This summer marks the thirtieth anniversary of the long, often violent, community-rending—but for women, in particular, sometimes empowering—Phelps Dodge Strike in the copper towns of Arizona. Cornell University/ILR Press authors Barbara Kingsolver (Holding the Line) and Jonathan Rosenblum (Copper Crucible) both wrote books about the Phelps Dodge strike that continue to be taught today at universities like Gonzaga, University of Minnesota, George Mason, and elsewhere. Professor Anna O’Leary, a leader of the women’s auxiliary of Morenci Local 616 who teaches at University of Arizona in Tucson, writes in a letter to the Latinopia blog that “…[M]any striker families moved on to other places in search of work and a new life. For many, it was a period of uncertainty and struggle and adaptation. However, being able to keep our heads held high in knowing that we were on the right side of history, helped in this period of adjustment as they brought other rewards to our children and a different future that had been difficult to envision at the time.

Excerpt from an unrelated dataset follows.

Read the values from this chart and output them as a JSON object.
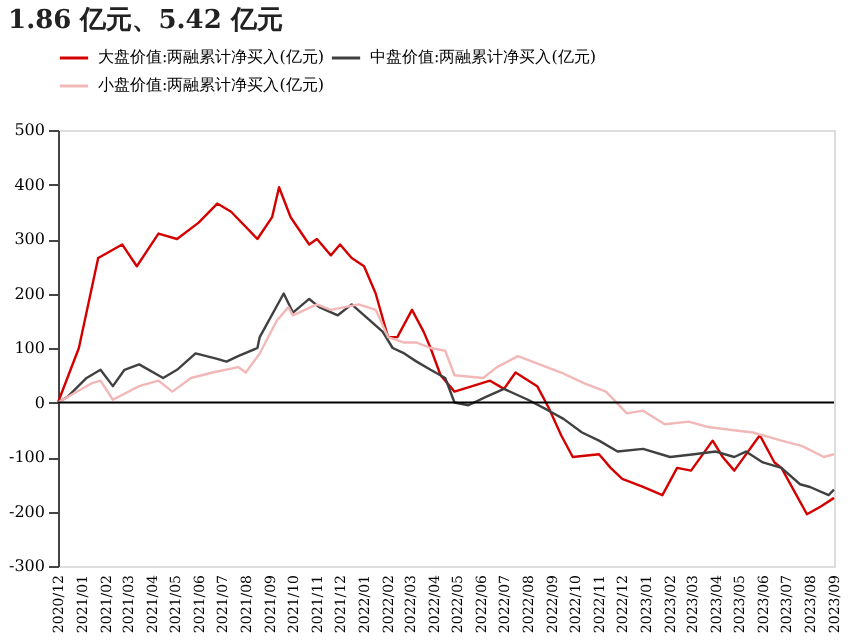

Rosenblum asked Morenci Miners Local 616 former president Angel Rodriguez to write a few words about why, alongside economic matters, his members belonged to the union:
“30 years ago on June 30, 1983, over 2,000 miners went on strike against the copper giant, Phelps Dodge (PD) Corporation at its Morenci, Ajo, Douglas and Bisbee operations and its refinery in El Paso, Texas. Copper miners at PD had gone on strike every three years. The general feeling among union leaders was optimism that in this round of negotiations we could avert a strike. The copper industry was feeling the effects of a slow economy and a market glut of copper worsened by foreign copper imports. According to the industry, the price of copper was not enough to cover the costs of producing the red metal and still make a profit. At the time, I had been President of Local Union 616 since 1977.
The company was proposing to terminate the 1980-83 contract and all other agreements, settlements, letters of understanding, dating back to the 1950’s…The company’s proposals were an obstacle to any meaningful negotiations on any level as they were steadfast and unbending. They weren’t looking for concessions, they wanted total capitulation. Thinking back, this was one time where our unity worked against us. At the time, we were firm in our position that whatever pattern was set by one of the other copper companies, that would be the basis for a settlement not only for us, but all the other copper industry negotiations. . . . The company had hired scabs to replace us and eventually led them to petition for a decertification vote. Needless to say, all the unions overwhelmingly lost the election, After 32 months, strikers were placed on the preferential hiring list and eventually many were recalled and resumed working for the company without union representation. The strike was a bitter strike with striker on scab and scab on striker violence and police brutality. In short, the aftermath was a divided community where families and long-time childhood friends remained bitterly divided. A way of life was destroyed.”
Rodriguez underlined what that way of life had meant to the mining community, especially the political participation of Mexican Americans:
“The union became the vehicle for Mexican Americans to run for political office and win elections to city, county and school boards and in some cases, state offices. It instilled the value and importance of being registered and voting in elections to elect their supporters to public office. Membership in the union was an empowering experience that gave the miners and their families the ability to standup and fight for the right for their children to speak Spanish when not in class at school without being punished. They fought for the right to walk into the movie theater and sit in any area other than designated/segregated area. They fought for the right for their children to go to the swimming pool on any day of the week, not only on the day before the pool was to be drained, so the Anglo kids could go swimming in ‘clean’ water the following week. They were able to go bowling where previously that had been denied service at the bowling alley, unless they were working there. The union empowered the miners to desegregate the restaurants that didn’t serve ‘Mexicans’ and be served. The miners’ families fought for the right to use the public library in Morenci.
In the midst of the hardships on the miners and their families, they always found a way to alleviate their hardships by engaging in community events that entertained them and helped them mix the good with the bad. It strengthened their bond.
What workers could accomplish once they felt the power a union could bring them!”